Dal vangelo secondo Matteo (Mt 22, 15-21)

In quel tempo, Gesù convocò i Dodici e diede loro forza e potere su tutti i demòni e di guarire le malattie. In quel tempo, i farisei se ne andarono e tennero consiglio per vedere come cogliere in fallo Gesù nei suoi discorsi. 

Mandarono dunque da lui i propri discepoli, con gli erodiani, a dirgli: «Maestro, sappiamo che sei veritiero e insegni la via di Dio secondo verità. Tu non hai soggezione di alcuno, perché non guardi in faccia a nessuno. Dunque, di’ a noi il tuo parere: è lecito, o no, pagare il tributo a Cesare?». 

Ma Gesù, conoscendo la loro malizia, rispose: «Ipocriti, perché volete mettermi alla prova? Mostratemi la moneta del tributo». Ed essi gli presentarono un denaro.
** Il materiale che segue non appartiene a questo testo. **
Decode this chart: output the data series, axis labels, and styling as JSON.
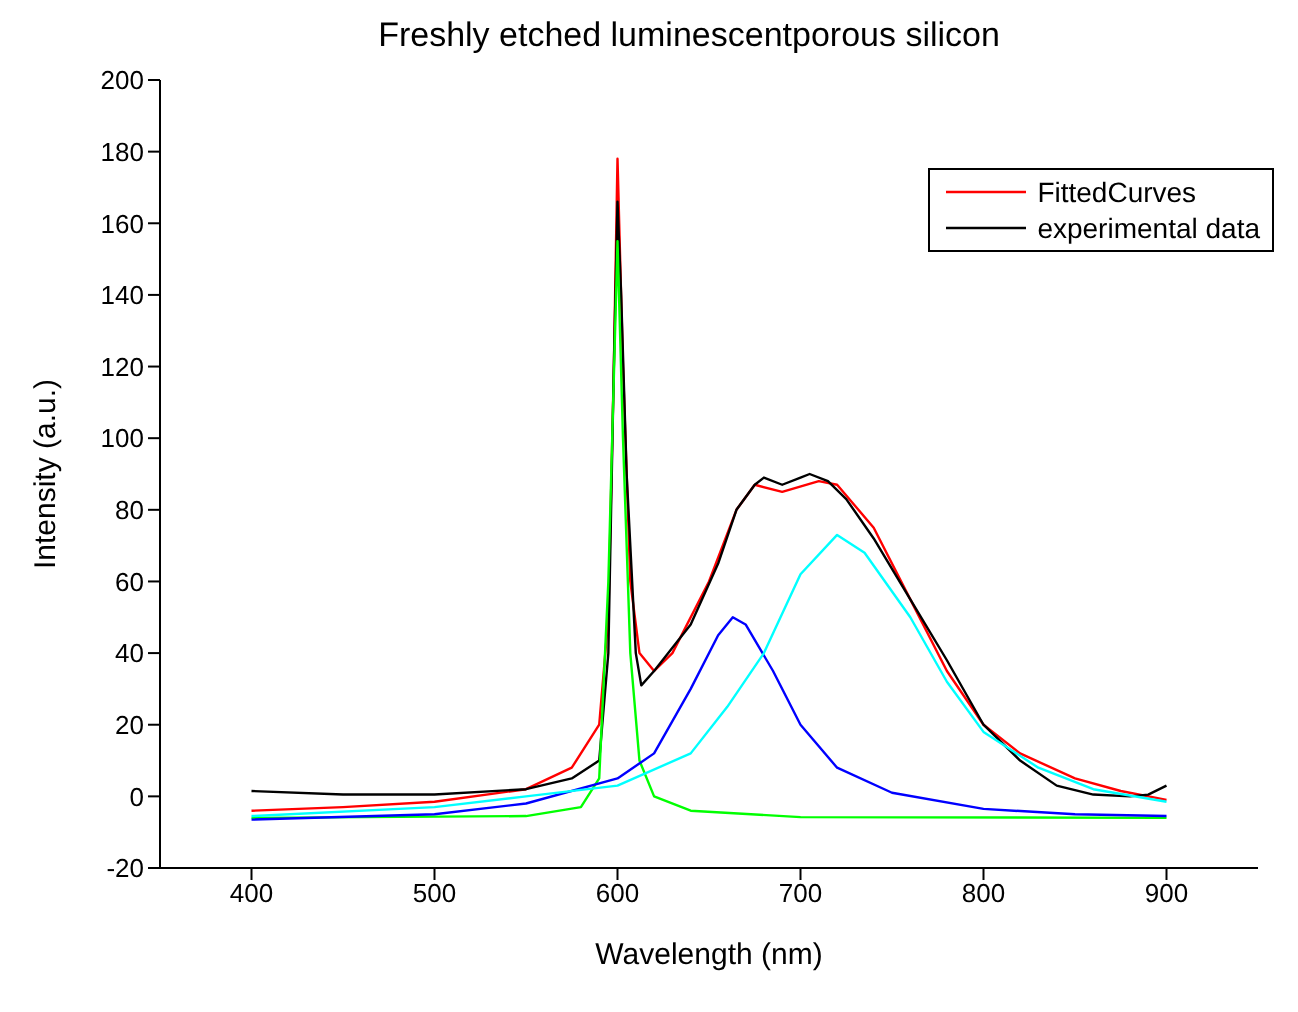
{
  "chart_data": {
    "type": "line",
    "title": "Freshly etched luminescentporous silicon",
    "xlabel": "Wavelength (nm)",
    "ylabel": "Intensity (a.u.)",
    "xlim": [
      350,
      950
    ],
    "xticks": [
      400,
      500,
      600,
      700,
      800,
      900
    ],
    "ylim": [
      -20,
      200
    ],
    "yticks": [
      -20,
      0,
      20,
      40,
      60,
      80,
      100,
      120,
      140,
      160,
      180,
      200
    ],
    "grid": false,
    "legend": "top right",
    "marker": "none",
    "line_style": "solid",
    "series": [
      {
        "name": "FittedCurves",
        "color": "#ff0000",
        "x": [
          400,
          450,
          500,
          550,
          575,
          590,
          595,
          598,
          600,
          603,
          607,
          612,
          620,
          630,
          650,
          665,
          675,
          690,
          710,
          720,
          740,
          760,
          780,
          800,
          820,
          850,
          875,
          900
        ],
        "values": [
          -4,
          -3,
          -1.5,
          2,
          8,
          20,
          50,
          120,
          178,
          120,
          60,
          40,
          35,
          40,
          60,
          80,
          87,
          85,
          88,
          87,
          75,
          55,
          35,
          20,
          12,
          5,
          1.5,
          -1
        ]
      },
      {
        "name": "experimental data",
        "color": "#000000",
        "x": [
          400,
          450,
          500,
          550,
          575,
          590,
          595,
          598,
          600,
          602,
          605,
          610,
          613,
          620,
          640,
          655,
          665,
          675,
          680,
          690,
          700,
          705,
          715,
          725,
          740,
          760,
          780,
          800,
          820,
          840,
          860,
          880,
          890,
          900
        ],
        "values": [
          1.5,
          0.5,
          0.5,
          2,
          5,
          10,
          40,
          120,
          166,
          140,
          90,
          40,
          31,
          35,
          48,
          65,
          80,
          87,
          89,
          87,
          89,
          90,
          88,
          83,
          72,
          55,
          38,
          20,
          10,
          3,
          0.5,
          0,
          0.5,
          3
        ]
      },
      {
        "color": "#00ff00",
        "x": [
          400,
          550,
          580,
          590,
          595,
          600,
          603,
          607,
          612,
          620,
          640,
          700,
          900
        ],
        "values": [
          -6,
          -5.5,
          -3,
          5,
          60,
          155,
          100,
          40,
          10,
          0,
          -4,
          -5.8,
          -6
        ]
      },
      {
        "color": "#0000ff",
        "x": [
          400,
          500,
          550,
          600,
          620,
          640,
          655,
          663,
          670,
          685,
          700,
          720,
          750,
          800,
          850,
          900
        ],
        "values": [
          -6.5,
          -5,
          -2,
          5,
          12,
          30,
          45,
          50,
          48,
          35,
          20,
          8,
          1,
          -3.5,
          -5,
          -5.5
        ]
      },
      {
        "color": "#00ffff",
        "x": [
          400,
          500,
          550,
          600,
          640,
          660,
          680,
          700,
          720,
          735,
          760,
          780,
          800,
          830,
          860,
          900
        ],
        "values": [
          -5.5,
          -3,
          0,
          3,
          12,
          25,
          40,
          62,
          73,
          68,
          50,
          32,
          18,
          8,
          2,
          -1.5
        ]
      }
    ]
  }
}
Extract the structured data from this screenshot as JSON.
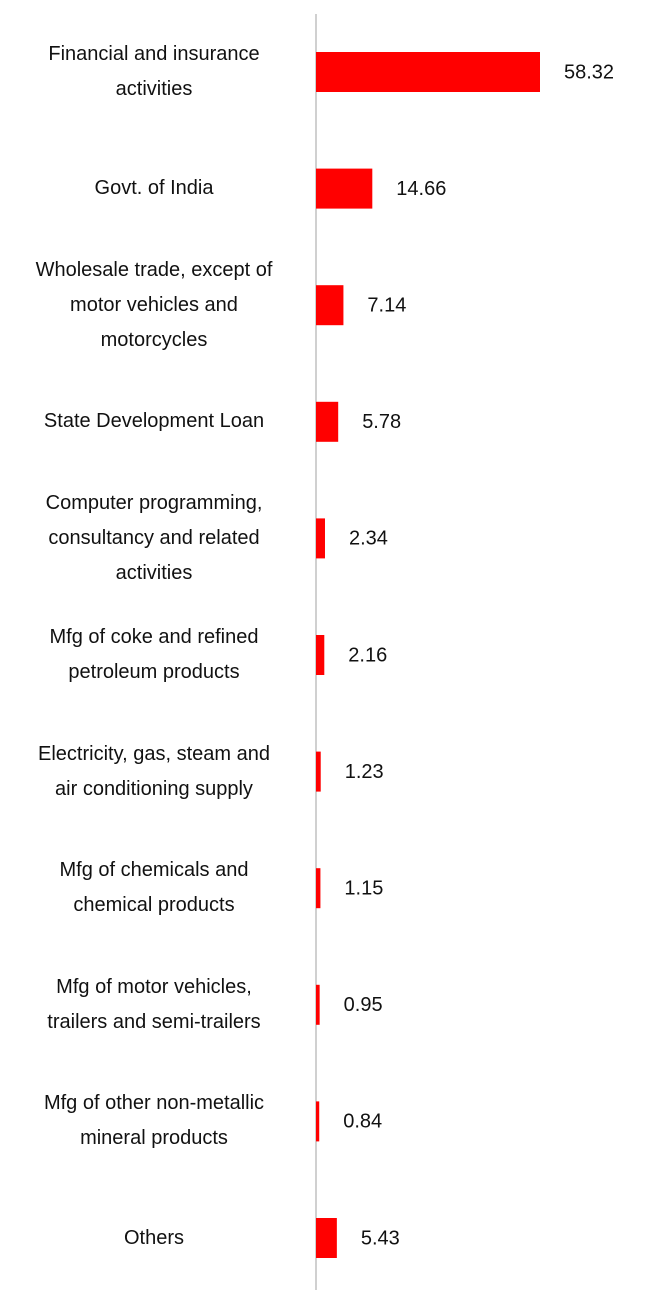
{
  "chart_data": {
    "type": "bar",
    "orientation": "horizontal",
    "categories": [
      "Financial and insurance\nactivities",
      "Govt. of India",
      "Wholesale trade, except of\nmotor vehicles and\nmotorcycles",
      "State Development Loan",
      "Computer programming,\nconsultancy and related\nactivities",
      "Mfg of coke and refined\npetroleum products",
      "Electricity, gas, steam and\nair conditioning supply",
      "Mfg of chemicals and\nchemical products",
      "Mfg of motor vehicles,\ntrailers and semi-trailers",
      "Mfg of other non-metallic\nmineral products",
      "Others"
    ],
    "values": [
      58.32,
      14.66,
      7.14,
      5.78,
      2.34,
      2.16,
      1.23,
      1.15,
      0.95,
      0.84,
      5.43
    ],
    "color": "#ff0000"
  }
}
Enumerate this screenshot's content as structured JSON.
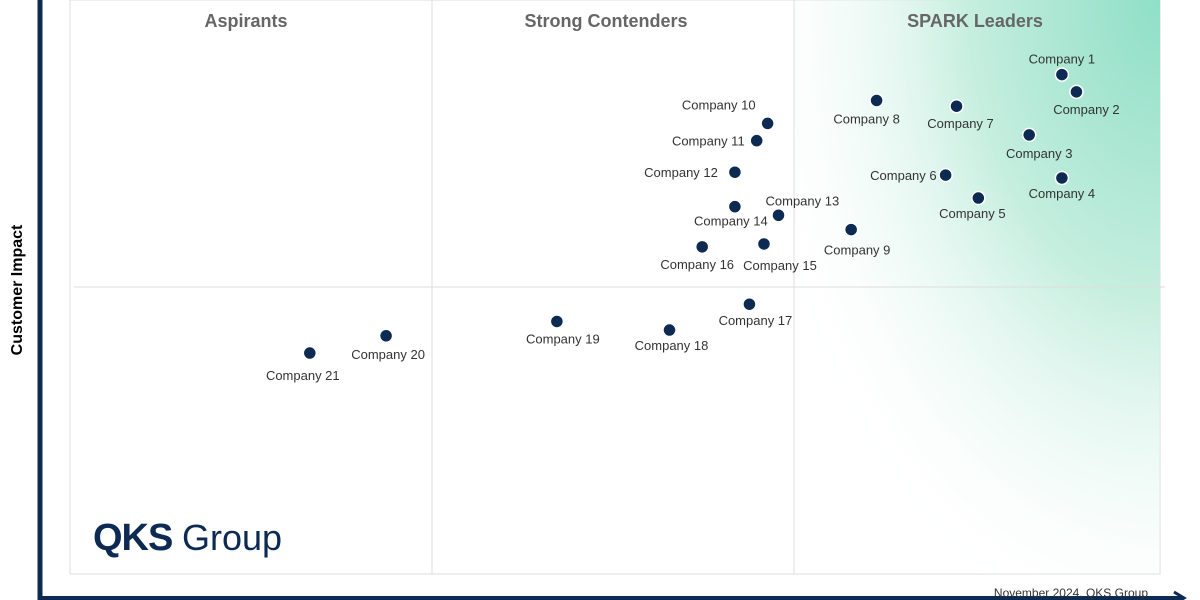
{
  "chart_data": {
    "type": "scatter",
    "ylabel": "Customer Impact",
    "xlabel": "",
    "xlim": [
      0,
      3
    ],
    "ylim": [
      0,
      2
    ],
    "quadrants": [
      "Aspirants",
      "Strong Contenders",
      "SPARK Leaders"
    ],
    "points": [
      {
        "label": "Company 1",
        "x": 2.73,
        "y": 1.74
      },
      {
        "label": "Company 2",
        "x": 2.77,
        "y": 1.68
      },
      {
        "label": "Company 3",
        "x": 2.64,
        "y": 1.53
      },
      {
        "label": "Company 4",
        "x": 2.73,
        "y": 1.38
      },
      {
        "label": "Company 5",
        "x": 2.5,
        "y": 1.31
      },
      {
        "label": "Company 6",
        "x": 2.41,
        "y": 1.39
      },
      {
        "label": "Company 7",
        "x": 2.44,
        "y": 1.63
      },
      {
        "label": "Company 8",
        "x": 2.22,
        "y": 1.65
      },
      {
        "label": "Company 9",
        "x": 2.15,
        "y": 1.2
      },
      {
        "label": "Company  10",
        "x": 1.92,
        "y": 1.57
      },
      {
        "label": "Company 11",
        "x": 1.89,
        "y": 1.51
      },
      {
        "label": "Company 12",
        "x": 1.83,
        "y": 1.4
      },
      {
        "label": "Company 13",
        "x": 1.95,
        "y": 1.25
      },
      {
        "label": "Company 14",
        "x": 1.83,
        "y": 1.28
      },
      {
        "label": "Company 15",
        "x": 1.91,
        "y": 1.15
      },
      {
        "label": "Company 16",
        "x": 1.74,
        "y": 1.14
      },
      {
        "label": "Company 17",
        "x": 1.87,
        "y": 0.94
      },
      {
        "label": "Company 18",
        "x": 1.65,
        "y": 0.85
      },
      {
        "label": "Company 19",
        "x": 1.34,
        "y": 0.88
      },
      {
        "label": "Company 20",
        "x": 0.87,
        "y": 0.83
      },
      {
        "label": "Company 21",
        "x": 0.66,
        "y": 0.77
      }
    ]
  },
  "footer": "November 2024, QKS Group",
  "logo": {
    "primary": "QKS",
    "secondary": "Group"
  },
  "colors": {
    "point": "#0d2a52",
    "leader_gradient": "#9fe3cf",
    "axis": "#0d2a52"
  }
}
Egli domandò loro: «Questa immagine e l’iscrizione, di chi sono?». Gli risposero: «Di Cesare». 

Allora disse loro: «Rendete dunque a Cesare quello che è di Cesare e a Dio quello che è di Dio».

“Tenere consiglio” è un’attività del sinedrio, convocato dai sommi sacerdoti, che avviene di regola nel racconto della passione, ma Matteo lo anticipa nel corso del ministero pubblico di Gesù, con questo complotto dei farisei e degli erodiani. La loro fasulla captatio benevolentiae di Gesù come maestro veritiero che non ha “soggezione di alcuno” è talmente insistita da ottenere l’effetto contrario: una sorta di provocazione che può essere una sfida lanciata al coraggio di Gesù di fronte a Cesare. E anche la domanda successiva: “È lecito, o no, pagare il tributo a Cesare?”, ha un sapore ancora più insidioso visto che i farisei sapevano bene che Gesù aveva accolto tra i Dodici sia Matteo, l’esattore di tributi per Cesare, sia Simone lo zelota, il rivoltoso in lotta contro i romani. Dunque sembrano chiedergli: “Gesù, tu con chi stai? Sei un collaborazionista o un sovversivo?”. Ma Gesù cambia direzione, dando una risposta che muta il verbo pagare dei farisei, in restituire. Questa parola così forte che usa all’inizio della frase sembra non riferirsi a tributi o ad autorità legittime, ma a un comandamento più grande. Cioè restituire a Cesare e a Dio significa che tutto ciò che abbiamo non è nostro. Siamo debitori di tutto! Ogni cosa ci è stata data come un dono, che non solo ci troviamo tra le mani, ma che ci precede e che andrà oltre noi. Neppure essere al mondo è un diritto che possiamo impugnare perché è prima ancora un debito verso il Padre, i nostri genitori, la storia, i doni naturali che ci caratterizzano…

A contribuire allo sviluppo della nostra vita non siamo solo noi stessi, ma sono le mani di tanti, unite dalla mano che le raccoglie, quella del Padre. Le nostre esistenze sono un “tessuto di debiti”: ciò non ci lasci indifferenti! Camminando in questa verità, Gesù ci chiede di restituire il tesoro accumulato di amore, di benessere, di istruzione, di possibilità, facendolo circolare come vita buona anche per gli altri (“Gratuitamente avete ricevuto, gratuitamente date” Mt 10, 8b).

In tutto ciò c’è un significato più profondo che richiama alla duplice alleanza di cuoi ogni uomo è reso degno venendo alla luce: quella con Dio e quella tra gli uomini. L’alleanza tra di noi deve farci domandare: «Io che cosa do alla società di “Cesare”»? Solamente mi lamento di essa oppure vivo anche per risanare le sue piaghe di povertà, ignoranza, ingiustizia? Poi c’è l’altra direttrice: l’alleanza tra il Padre e gli uomini, e qui è la vera questione: che cosa occorre rendere a Dio. Secondo la parola di Gesù, come il potere di Cesare domina fin dove giungono le monete con la sua immagine, così il potere del Padre giunge fin dove arriva la Sua immagine. E creati a immagine di Dio siamo noi. Dobbiamo perciò restituirgli noi stessi e la nostra vita con ciò che c’è nel cuore, nella mente, nella volontà, nei desideri…

Siamo uomini e donne di Dio. E Gesù ci dice di non iscrivere appartenenze nel cuore che non siano Lui!